Small LLMs

LLMs on Your Laptop

I mentioned last week that I’m spending a lot of time with LLMs recently. I’m poking and prodding them to test their ‘understanding’ (inverted commas necessary there!) of phonology, in particular with non-standard speech and dialects.

And you’d be forgiven for thinking I’m just tapping my prompts into ChatGPT, Claude, Gemini or the other big commercial concerns. Mention AI, and those are the names people come up with. They’re the all-bells-and-whistles web-facing services that get all the public fanfare and newspaper column inches.

The thing is, that’s not all there is to Large Language Models. There’s a whole world of open source (or the slightly less open ‘open weights’) models out there. Some of them offshoots of those big names, while others less well-known. But you can download all of them to run offline on any reasonably-specced laptop.

LMStudio – LLMs on your laptop

Meet LMStudio – the multi-platform desktop app that allows you to install and interrogate LLMs locally. It all sounds terribly technical, but at its most basic use – a custom chatbot – you don’t need any special tech skills. Browsing, installing and chatting with models is all done via the tab-based interface. You can do much more with it – the option to run it as a local server is super useful for development and testing – but you don’t have to touch any of that.

Many of the models downloadable within LMStudio are small models – just a few gigabytes, rather than the behemoths behind GPT-5 and other headline-grabbing releases. They feature the same architecture as those big-hitters, though. And in many cases, they are trained to approach, even match, their performance on specific tasks like problem-solving or programming. You’ll even find reasoning models, that produce a ‘stepwise-thinking’ output, similar to platforms like Gemini.

A few recent models for download include:

  • Qwen3 4B Thinking – a really compact model (just over 2gb) which supports reasoning by default
  • OpenAI’s gpt-oss-20b – the AI giant’s open weights offering, released this August
  • Gemma 3 – Google’s multimodal model optimised for use on everyday devices
  • Mistral Small 3.2 – the French AI company’s open model, with vision capabilities

So why would you bother, when you can just fire up ChatGPT / Google / Claude in a few browser clicks?

LLMs locally – but why?

Well, from an academic standpoint, you have complete control over these models if you’re exploring their use cases in a particular field, like linguistics or language learning. You can set parameters like temperature, for instance – the degree of ‘creativity wobble’ the LLM has (0 being a very rigid none, and 1 being, well, basically insane). And if you can set parameters, you can report these in your findings, which allows others to replicate your experiments and build on your knowledge.

Small models also run on smaller hardware – so you can develop solutions that people don’t need a huge data centre for. If you do hit upon a use case or process that supports researchers, then it’s super easy for colleagues to access the technology, whatever their recourse to funding support.

Secondly, there’s the environmental impact. If the resource greed of colossal data centres is something that worries you (and there’s every indication that it should be a conversation we’re all having ), then running LLMs locally allows you to take advantage of them without heating up a server farm somewhere deep inside the US. The only thing running hot will be your laptop fan (it does growl a bit with the larger models – I take that as a sign to give it a rest for a bit!).

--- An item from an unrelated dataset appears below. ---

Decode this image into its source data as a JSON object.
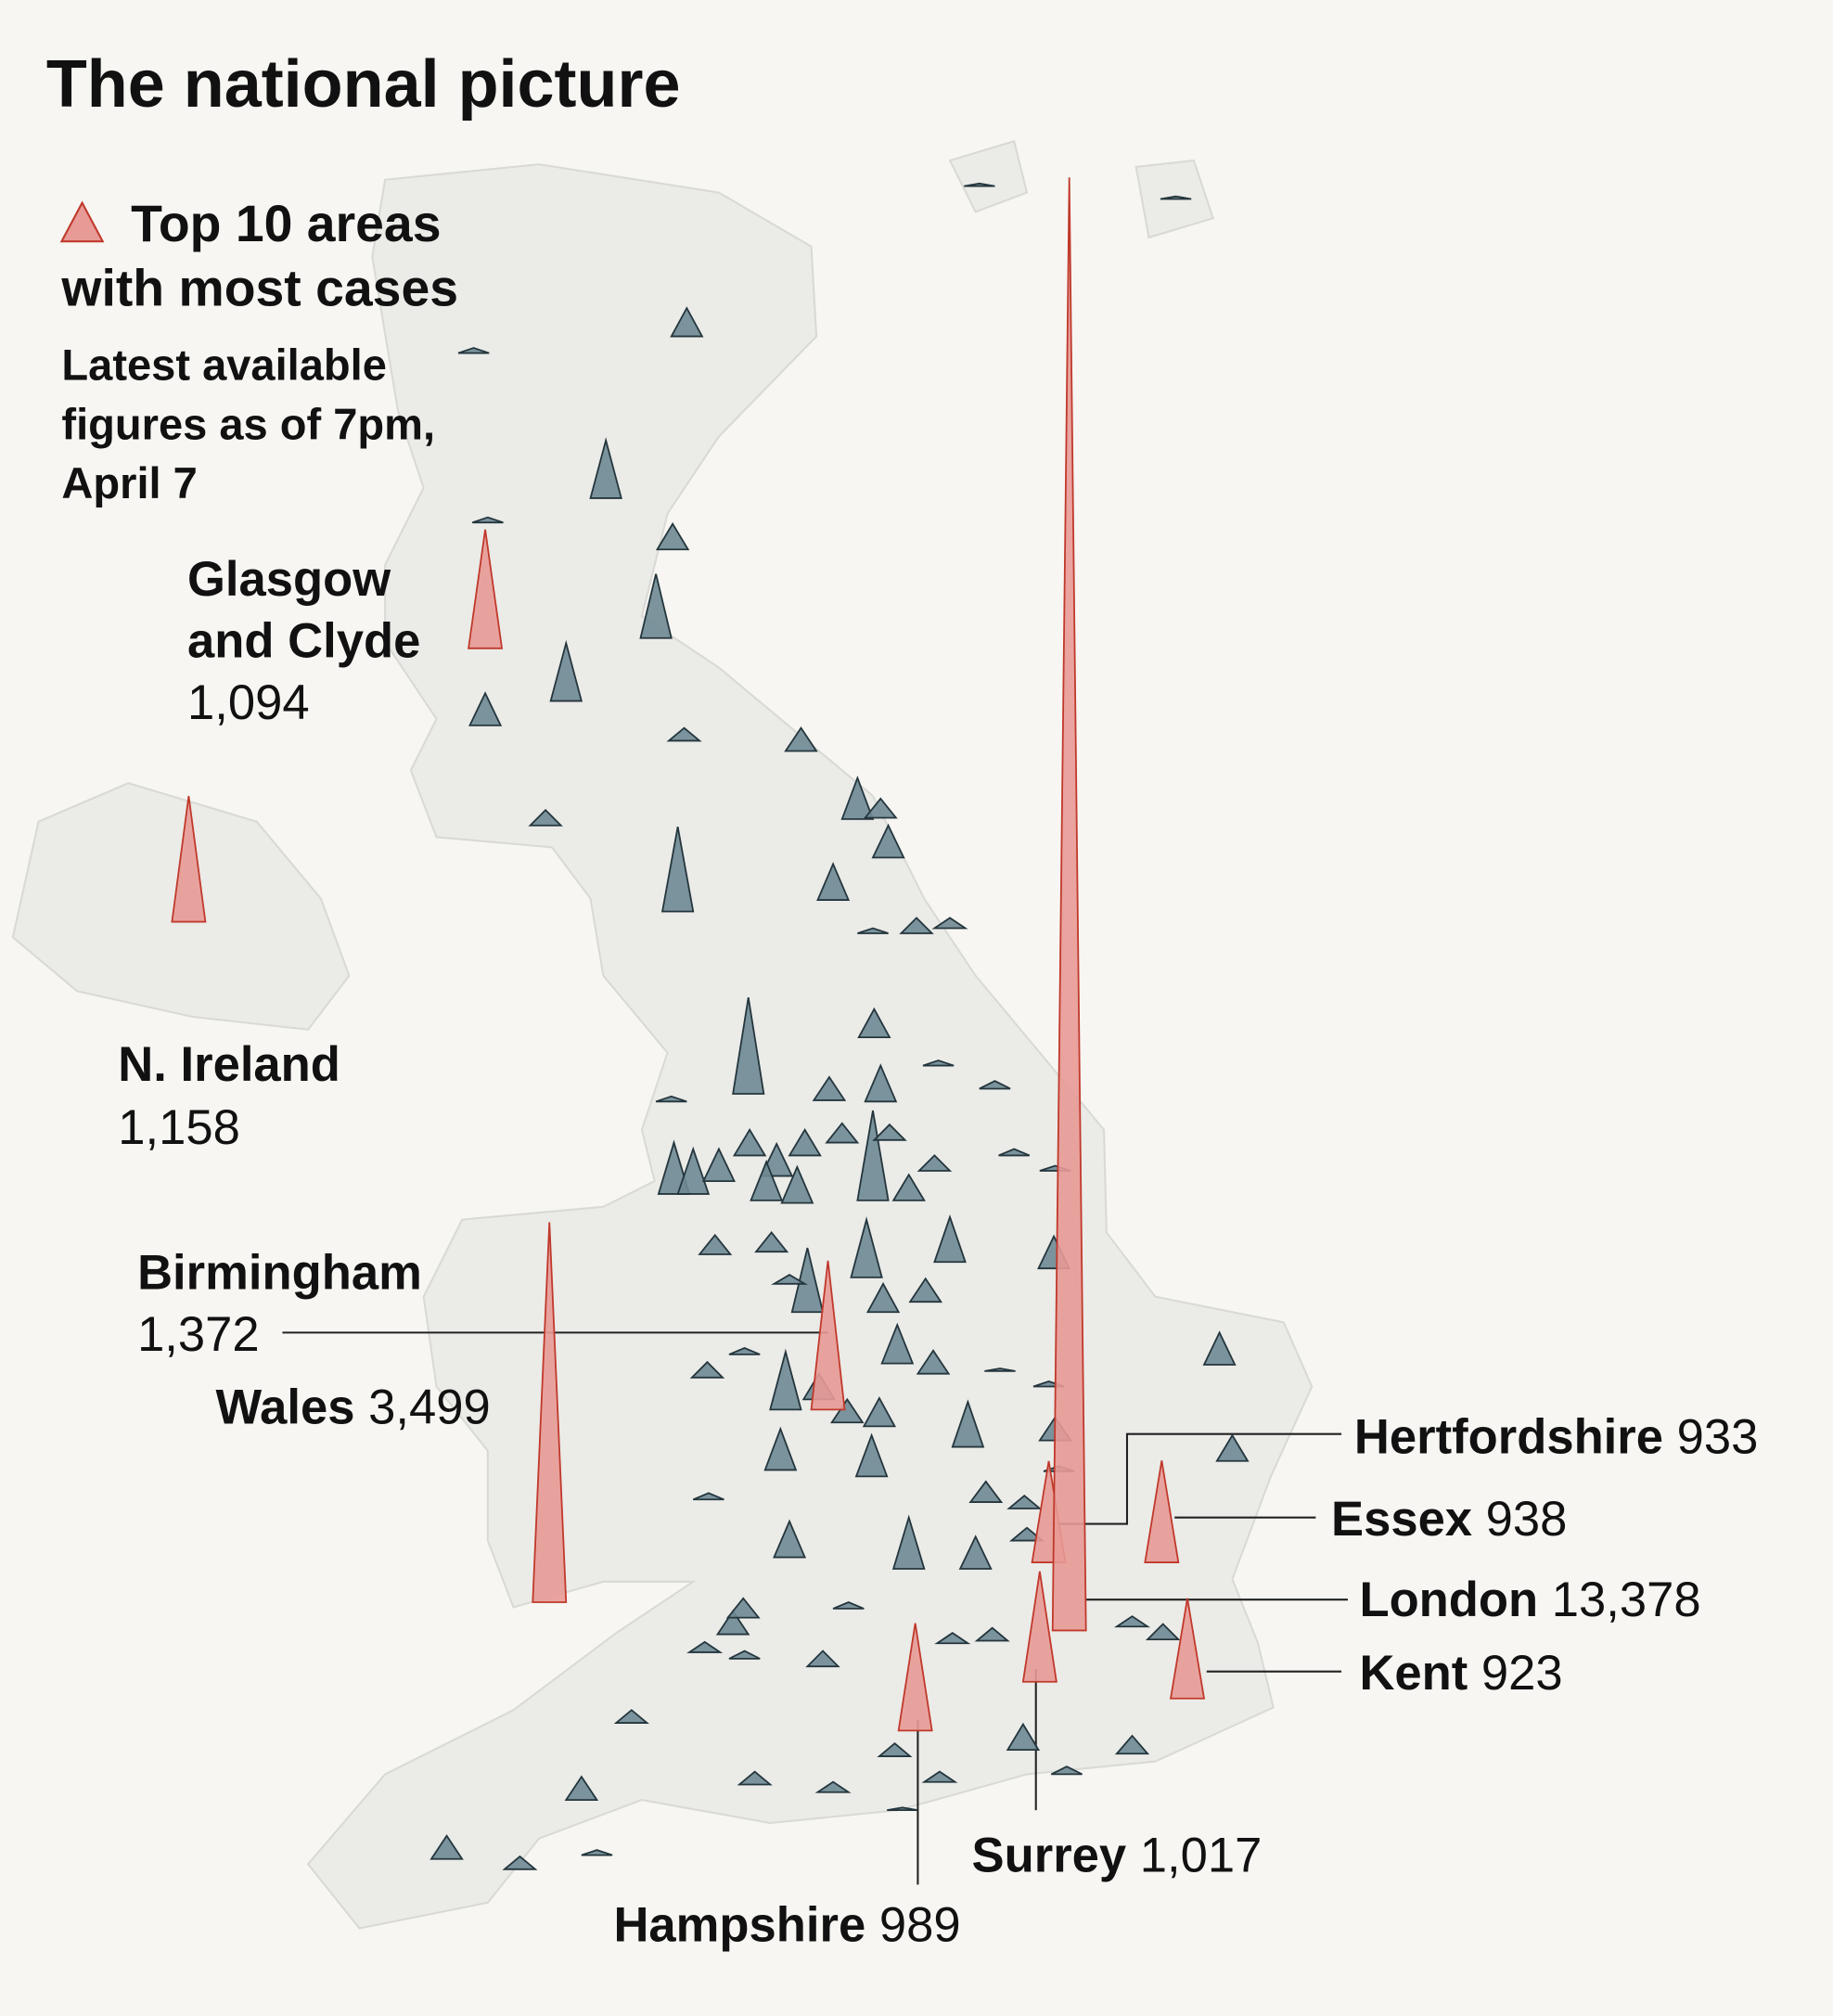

And talk of those US server farms leads on to the next point: data privacy. OpenAI recently caused waves with their suggestion that user conversations are not the confidential chats many assume them to be. If you’re not happy with your prompts and queries passing out of your control and into the data banks of a foreign state, then local LLMs offer not a little peace of mind too.

Give it a go!

The best thing? LMStudio is completely free. So download it, give it a spin, and see whether these much smaller-footprint models can give you what you need without entering the ecosystem of the online giants.

Lastly, don’t have a laptop? Well, you can also run LLMs locally on phones and tablets too. Free app PocketPal (on iOS and Android) runs like a cut-down version of LMStudio. Great for tinkering on the go!